Op deze sacramentszondag horen wij vanmorgen in het Evangelie over een ‘brood-wonder’. Wij vernemen opnieuw dat Jezus tot de menigte spreekt over de komst van het Rijk Gods en dat Hij mensen geneest (Lucas 9:11b). De leerlingen zijn enthousiast. Jezus’ woorden schieten raak. Ze zijn enthousiast over zijn succes. Hun meester heeft het weer eens goed gezegd! En dat niet alleen, Hij heeft zijn mooie woorden omgezet in daden! Nu begint de avond te vallen. Veel mensen zijn de hele dag bij Jezus gebleven, hebben aan zijn lippen gehangen. De dag is bijna om en nu de mensen honger hebben, willen de leerlingen hen wegsturen: ‘Stuur de mensen weg, dan kunnen ze naar de dorpen en gehuchten in de omtrek gaan om daar onderdak te vinden, want hier zijn we op een eenzame plek’. Maar Jezus antwoordde: ‘geven jullie ze maar te eten!’ (Lucas 9:12-13)

De leerlingen zeggen dan: ‘we hebben maar vijf broden en twee vissen?’ Jezus geeft hen een teken. Hij spreekt over het brood een dankgebed en geeft ze terug aan de leerlingen en zegt: deel maar uit. Deel wat je hebt, al is dat nog zo weinig.

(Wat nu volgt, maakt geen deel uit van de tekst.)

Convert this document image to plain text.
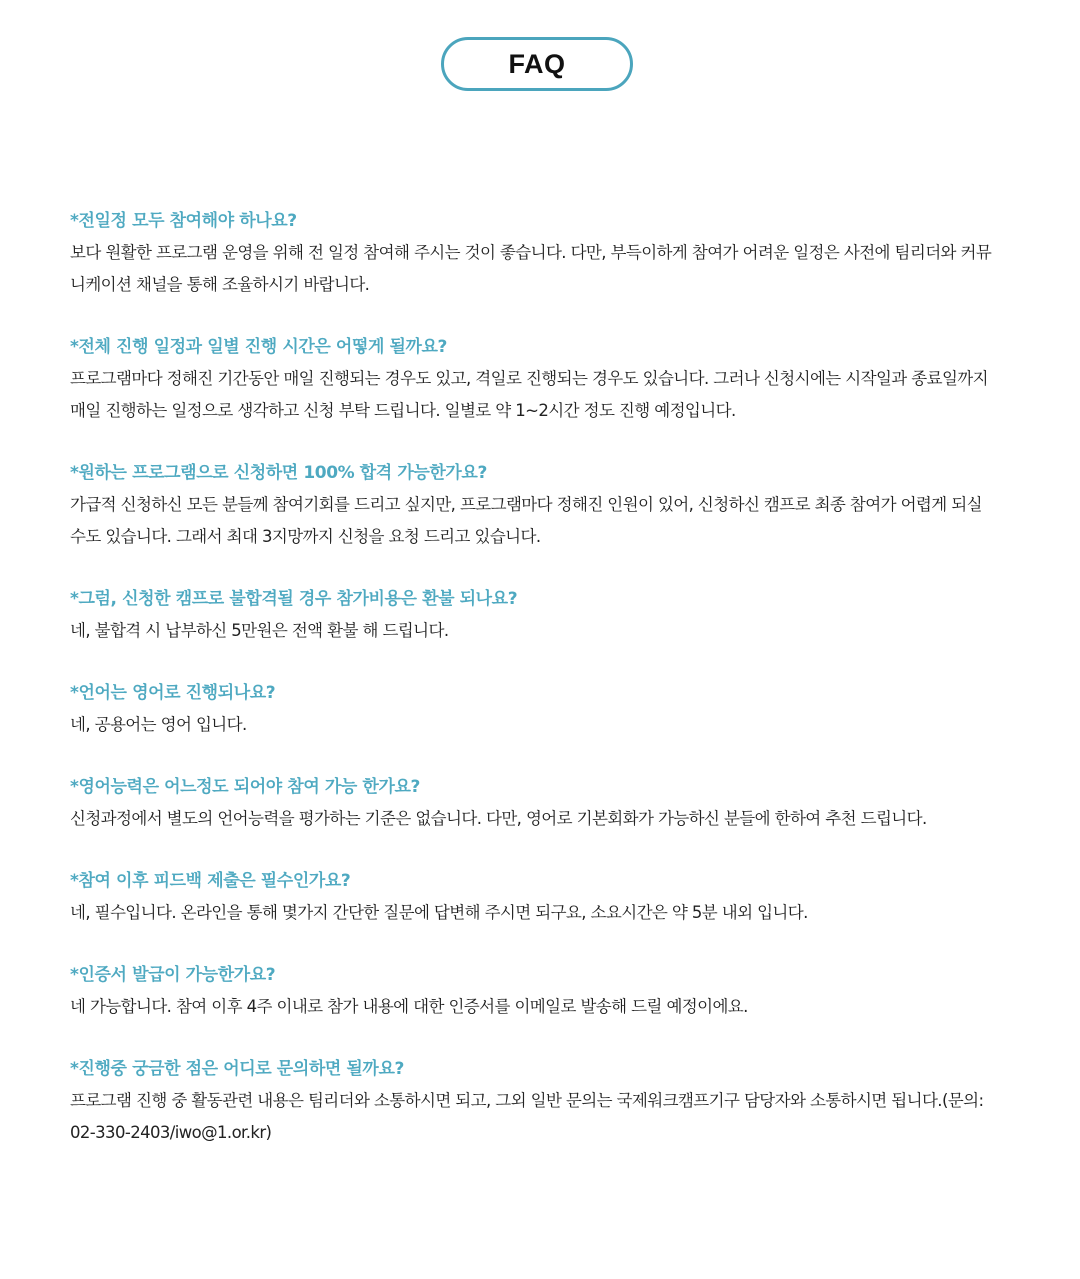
FAQ
*전일정 모두 참여해야 하나요?
보다 원활한 프로그램 운영을 위해 전 일정 참여해 주시는 것이 좋습니다. 다만, 부득이하게 참여가 어려운 일정은 사전에 팀리더와 커뮤니케이션 채널을 통해 조율하시기 바랍니다.
*전체 진행 일정과 일별 진행 시간은 어떻게 될까요?
프로그램마다 정해진 기간동안 매일 진행되는 경우도 있고, 격일로 진행되는 경우도 있습니다. 그러나 신청시에는 시작일과 종료일까지 매일 진행하는 일정으로 생각하고 신청 부탁 드립니다. 일별로 약 1~2시간 정도 진행 예정입니다.
*원하는 프로그램으로 신청하면 100% 합격 가능한가요?
가급적 신청하신 모든 분들께 참여기회를 드리고 싶지만, 프로그램마다 정해진 인원이 있어, 신청하신 캠프로 최종 참여가 어렵게 되실 수도 있습니다. 그래서 최대 3지망까지 신청을 요청 드리고 있습니다.
*그럼, 신청한 캠프로 불합격될 경우 참가비용은 환불 되나요?
네, 불합격 시 납부하신 5만원은 전액 환불 해 드립니다.
*언어는 영어로 진행되나요?
네, 공용어는 영어 입니다.
*영어능력은 어느정도 되어야 참여 가능 한가요?
신청과정에서 별도의 언어능력을 평가하는 기준은 없습니다. 다만, 영어로 기본회화가 가능하신 분들에 한하여 추천 드립니다.
*참여 이후 피드백 제출은 필수인가요?
네, 필수입니다. 온라인을 통해 몇가지 간단한 질문에 답변해 주시면 되구요, 소요시간은 약 5분 내외 입니다.
*인증서 발급이 가능한가요?
네 가능합니다. 참여 이후 4주 이내로 참가 내용에 대한 인증서를 이메일로 발송해 드릴 예정이에요.
*진행중 궁금한 점은 어디로 문의하면 될까요?
프로그램 진행 중 활동관련 내용은 팀리더와 소통하시면 되고, 그외 일반 문의는 국제워크캠프기구 담당자와 소통하시면 됩니다.(문의: 02-330-2403/iwo@1.or.kr)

Je zult zien, dat als wij mee delen, er altijd genoeg is! Dat verhaal hebben de leerlingen van Jezus doorverteld aan hun vrienden, en zo is 't uiteindelijk bij ons terechtgekomen. En vertellen wij met dezelfde eerbied dat verhaal door aan onze kinderen? Want zo houden wij Jezus levend in ons midden. Zo krijgt Hij handen in voeten, heel concreet, in ons eigen bestaan. Bij de communie ontvangen we geen ‘stukje van Jezus’: Het is ’n uitnodiging om - al etend en drinkend - gevoed te worden met Jezus' mentaliteit. Daar word je als mens beter van, omdat je in je mens-zijn toegroeit naar Gods beeld en gelijkenis.

Jezus heeft Zich niet aan ons gegeven om Zich weg te laten stoppen in een gouden huisje, maar om Zich te laten zien. Wij mogen het brood breken en delen, als uitdrukking van ons leven, en als aansporing om het beste in onszelf te delen met elkaar. Niet voor niets zegt Jezus: ‘als je aan het altaar komt, en je herinnert je, dat iemand iets tegen je heeft, laat dan je gaven bij het altaar achter en ga je eerst met je broeder verzoenen. En kom dan terug!’

Soms denk ik weleens dat het vroeger gemakkelijker was. Je zat als misdienaar in een rode toog eerbiedig voor het sacrament tijdens het lof, een uur van aanbidding van het Allerheiligste. Dan kon je je echt even terugtrekken uit het gewone leven. Even bij God zijn, even bij God in de hemel zijn. Vandaag de dag moet je wel weten wat je doet als je ‘ja en amen’ zegt bij het ontvangen van het Brood. Dan moet je weten wat daarvan de consequenties zijn, wat er van je gevraagd wordt. Eucharistie vieren is: de uitdaging durven aangaan om deze wereld en jezelf beter te maken. Eucharistie is niet alleen een gave van God, maar ook een opgave: om te zijn - om je te gedragen - zoals Hij.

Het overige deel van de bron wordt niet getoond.